Chronic Kidney Disease Management: Where Are We?

AUTHOR:
James Matera, DO, FACOI, is a practicing nephrologist, Senior Vice President for Medical Affairs, and Chief Medical Officer at CentraState Medical Center in Freehold, New Jersey.

CITATION:
Matera J. Chronic Kidney Disease Management in 2022: Where Are We? Consultant360. Published online March 14, 2022.


 

Chronic kidney disease (CKD) remains a significant concern in the United States and globally, with 15% of US adults—more than 37 million patients—affected. In addition, many people who have underlying CKD may not be aware of it, which adds even more to the disease burden, progression, and economic impacts that come with this disease.1 Over the last few years, there have been advances in the field that are proving to be game-changers, so hopefully, we will start to see improvements in diagnosing, treating, and managing CKD. This article highlights a case presentation of a patient with CKD and reviews recent advances and outcomes data.

Case Presentation

A 42-year-old Black woman with a medical history of type 2 diabetes presents at your office. She had been diagnosed with type 2 diabetes at age 25 years with complications including retinopathy and nephropathy.

She has resistant hypertension, significant proteinuria, coronary artery disease with 2 stents placed at one time, heart failure with preserved ejection fraction (HFpEF), and secondary hyperparathyroidism related to CKD. She follows up with her primary care physician (PCP) 2 to 3 times per year and with her nephrologist annually. At her last office visit to her PCP, she reported worsening edema, mild dyspnea, and general fatigue.

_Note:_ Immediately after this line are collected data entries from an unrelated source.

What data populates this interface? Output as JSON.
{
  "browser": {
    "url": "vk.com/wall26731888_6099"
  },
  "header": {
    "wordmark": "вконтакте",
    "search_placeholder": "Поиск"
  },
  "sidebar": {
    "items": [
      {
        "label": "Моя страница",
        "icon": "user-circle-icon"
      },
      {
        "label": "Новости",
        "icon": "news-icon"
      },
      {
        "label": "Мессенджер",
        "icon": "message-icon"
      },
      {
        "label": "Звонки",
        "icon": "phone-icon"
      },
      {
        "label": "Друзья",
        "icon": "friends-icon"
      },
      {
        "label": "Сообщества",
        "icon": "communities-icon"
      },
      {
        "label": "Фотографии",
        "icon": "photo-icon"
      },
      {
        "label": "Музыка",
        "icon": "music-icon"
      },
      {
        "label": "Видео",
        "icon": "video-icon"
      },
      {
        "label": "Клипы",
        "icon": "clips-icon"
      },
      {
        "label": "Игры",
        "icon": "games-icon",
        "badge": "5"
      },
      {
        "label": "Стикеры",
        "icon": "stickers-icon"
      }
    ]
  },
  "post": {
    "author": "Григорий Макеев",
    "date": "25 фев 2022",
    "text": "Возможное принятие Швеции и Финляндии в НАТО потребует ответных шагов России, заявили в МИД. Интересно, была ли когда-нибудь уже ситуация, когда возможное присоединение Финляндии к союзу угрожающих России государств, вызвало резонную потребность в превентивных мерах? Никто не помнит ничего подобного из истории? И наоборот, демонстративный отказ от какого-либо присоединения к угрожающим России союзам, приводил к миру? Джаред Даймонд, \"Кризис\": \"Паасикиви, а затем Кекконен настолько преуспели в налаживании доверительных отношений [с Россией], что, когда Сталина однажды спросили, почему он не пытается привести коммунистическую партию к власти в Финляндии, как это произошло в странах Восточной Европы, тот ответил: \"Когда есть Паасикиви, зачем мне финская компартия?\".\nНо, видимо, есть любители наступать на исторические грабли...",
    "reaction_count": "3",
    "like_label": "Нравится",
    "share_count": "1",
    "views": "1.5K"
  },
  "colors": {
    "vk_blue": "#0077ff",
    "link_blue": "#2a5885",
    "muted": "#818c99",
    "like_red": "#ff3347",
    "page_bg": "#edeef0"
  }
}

Upon physical examination at current visit, her blood pressure (BP) was 178/94 mm Hg, pulse was 76 beats/min, and respiratory rate (RR) was 18 breaths/min. Results of a chest examination revealed a grade 2/6 holosystolic murmur and no gallop. Her extremities had grade 2+ pitting edema of both legs to the knees. A review of her current medications, which she reports nonadherence at times, include:

  • Valsartan/hydrochlorothiazide, 300mg and 25 mg daily, respectively  
  • Metoprolol, 100 mg daily
  • Doxazosin, 4 mg daily
  • Nifedipine, 90 mg daily
  • Insulin, 32 units at night and sliding-scale before meals
  • Glimepiride, 4 mg daily
  • Aspirin, 81 mg daily

Laboratory results at the office visit showed levels of sodium at 142 mmol/L, potassium at 5.6 mmol/L, chloride at 118 mmol/L, bicarbonate at 15 mmol/L, calcium at 9.7 mmol/L, phosphorus at 6.5 mmol/L, and parathyroid hormone at 924 ng/L.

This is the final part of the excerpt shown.